So you've got a real and growing split. A chunk of developers and players now treat "no AI" as a quality and ethics signal, the same way "handmade" works for physical goods. Another chunk is shipping faster than ever by building with these tools. Both groups are at the same festival.

What it means for builders

We sit on the AI side of that line, and the survey numbers are worth taking seriously rather than waving off. The objections aren't going away, and "no generative AI" as a selling point is going to get more common, not less. That's fine. A studio choosing practical effects over generated ones is making a craft decision, and craft decisions are good for games.

The argument we'd actually make is narrower than "AI is good." It's that the tools change the economics of trying.

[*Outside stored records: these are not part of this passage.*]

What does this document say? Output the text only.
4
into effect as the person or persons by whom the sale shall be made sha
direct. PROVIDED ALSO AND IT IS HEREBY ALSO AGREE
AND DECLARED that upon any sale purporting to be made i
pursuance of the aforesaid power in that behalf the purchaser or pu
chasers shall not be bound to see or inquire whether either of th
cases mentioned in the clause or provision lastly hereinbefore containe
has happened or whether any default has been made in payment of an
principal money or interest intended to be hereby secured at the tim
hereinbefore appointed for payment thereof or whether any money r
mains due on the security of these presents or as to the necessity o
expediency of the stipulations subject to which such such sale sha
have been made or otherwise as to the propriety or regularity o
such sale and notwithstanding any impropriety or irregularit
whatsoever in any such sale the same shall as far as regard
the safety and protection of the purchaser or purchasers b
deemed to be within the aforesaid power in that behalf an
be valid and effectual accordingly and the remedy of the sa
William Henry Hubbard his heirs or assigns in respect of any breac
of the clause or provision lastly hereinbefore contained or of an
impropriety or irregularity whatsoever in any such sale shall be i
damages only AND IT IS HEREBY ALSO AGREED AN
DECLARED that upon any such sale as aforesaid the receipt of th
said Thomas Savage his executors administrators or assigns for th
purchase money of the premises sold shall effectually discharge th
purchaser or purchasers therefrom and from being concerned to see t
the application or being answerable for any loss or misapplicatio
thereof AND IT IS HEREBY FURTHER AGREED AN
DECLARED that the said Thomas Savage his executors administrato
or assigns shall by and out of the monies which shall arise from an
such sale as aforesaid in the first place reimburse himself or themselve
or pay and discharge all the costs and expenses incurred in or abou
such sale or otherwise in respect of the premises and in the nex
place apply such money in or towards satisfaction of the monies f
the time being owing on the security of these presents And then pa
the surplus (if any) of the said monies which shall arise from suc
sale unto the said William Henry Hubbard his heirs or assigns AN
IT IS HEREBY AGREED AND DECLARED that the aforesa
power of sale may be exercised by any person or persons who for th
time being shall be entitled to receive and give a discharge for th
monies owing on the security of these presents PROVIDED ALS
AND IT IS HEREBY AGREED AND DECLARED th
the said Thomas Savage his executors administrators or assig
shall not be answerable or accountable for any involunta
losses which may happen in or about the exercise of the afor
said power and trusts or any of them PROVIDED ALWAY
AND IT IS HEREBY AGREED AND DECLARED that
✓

The thing Day of the Devs proves every year is that there are far more people with a game idea than there are people who can afford the months it takes to find out if the idea works. Lowering the cost of getting from idea to playable prototype means more of those ideas get tested, and more weird, specific, personal games get made. That's the same outcome the no-AI indie crowd wants, reached by a different road.

The 1,700 submissions and twenty slots is the real constraint, and it's a discovery problem, not a tools problem. Whether a game was made with AI or with practical effects, it still has to be found. That's the part Cinevva is built to fix, and it's the part that no showcase, however good, solves at the scale the submission numbers demand.